When making Boer Boerson Jr. in 2013 we obviously wish to maintain the satire. But where the working time may be less topical, Boer's relationship to money, his class journey and not least luck may represent the room for new satire."

Espen Klouman Høiner won The Hedda Award 2013 in the best supporting actor category for his efforts in Boer Boerson Jr..

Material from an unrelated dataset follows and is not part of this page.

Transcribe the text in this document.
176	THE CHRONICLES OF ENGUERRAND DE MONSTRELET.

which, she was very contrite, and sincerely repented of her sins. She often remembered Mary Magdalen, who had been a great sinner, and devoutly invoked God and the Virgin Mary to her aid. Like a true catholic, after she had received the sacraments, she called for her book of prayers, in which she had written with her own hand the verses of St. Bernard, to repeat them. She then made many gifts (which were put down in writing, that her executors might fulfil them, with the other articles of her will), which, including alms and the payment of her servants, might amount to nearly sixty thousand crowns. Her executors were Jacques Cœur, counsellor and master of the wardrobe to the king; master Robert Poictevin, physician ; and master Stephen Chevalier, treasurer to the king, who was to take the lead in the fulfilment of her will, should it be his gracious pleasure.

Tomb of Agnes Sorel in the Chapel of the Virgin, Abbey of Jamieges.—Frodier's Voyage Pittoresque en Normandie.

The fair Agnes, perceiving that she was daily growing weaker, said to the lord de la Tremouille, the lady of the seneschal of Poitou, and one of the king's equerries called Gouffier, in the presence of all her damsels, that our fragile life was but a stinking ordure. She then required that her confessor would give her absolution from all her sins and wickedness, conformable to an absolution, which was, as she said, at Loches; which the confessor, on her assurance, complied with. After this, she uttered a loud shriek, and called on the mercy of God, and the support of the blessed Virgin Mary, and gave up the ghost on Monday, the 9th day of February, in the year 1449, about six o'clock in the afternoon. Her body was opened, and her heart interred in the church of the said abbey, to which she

The Hedda Jury gave the following reason:

"The category of best supporting actor is wide. It may go to an actor who lights up a production through a small role. But there may also be a finely tuned divide between a leading role and a supporting role. The winner of the year has lightened up in small roles and played a fundamental role in a drama. He is artistic, and musical, in several meanings of the word. He doesn't give 'too' much, but exactly enough to create space for associations around a character. The award winner must be a gift to work with, for directors and actor colleagues, proven through Boer Boerson and Death of a Salesman both. This year's best supporting actor award goes to Espen Klouman Høiner."

SOURCES:

Trøndelag Theatre, trondelagteater.no, 21.05.2013, http://trondelagteater.no/forestillinger/2013/borborson/

The Hedda Award, heddaprisen.no, 10.06.2013, http://www.heddaprisen.no/pub/heddaprisen/main/?aid=1176

Performance dates
March 16, 2013Hovedscenen, Trøndelag Teater, Trøndelag Theatre Opening night
Press coverage

Lillian Bikset, Moro for alle penga (literally: Fun for all the money), Dagbladet, March 16 2013:

"Erlend Samnøen has chosen warmth rather than satire in an enthusiastic interpretation of the Falkberget musical. (...) Boer Boerson Jr. is performed in a caricatured pre-war fairytale style, filled with pantomimic gestures and fun conceptions. The direction is characterised by richness in ideas, playfulness and a clear wish to entertain. Erlend Samnøen is generous with comedy, person characterisation, dramaturgy and not least choreography. (...) National romanticism (at times also humour at the cost of national romanticism) we also get through costumes and (both by Dagny Drage Kleiva). But despite of this one needs to look closely to see the societal perspective in the performance: That the story of Boer is also a story about Norway. The novel - from which the audience gets to hear excerpts from in this performance, performed by Kine Bendixen in a structuring, framing narrator role - was written long before the oil adventure, but still this story is a symbol-filled representation of the Norwegian class journey."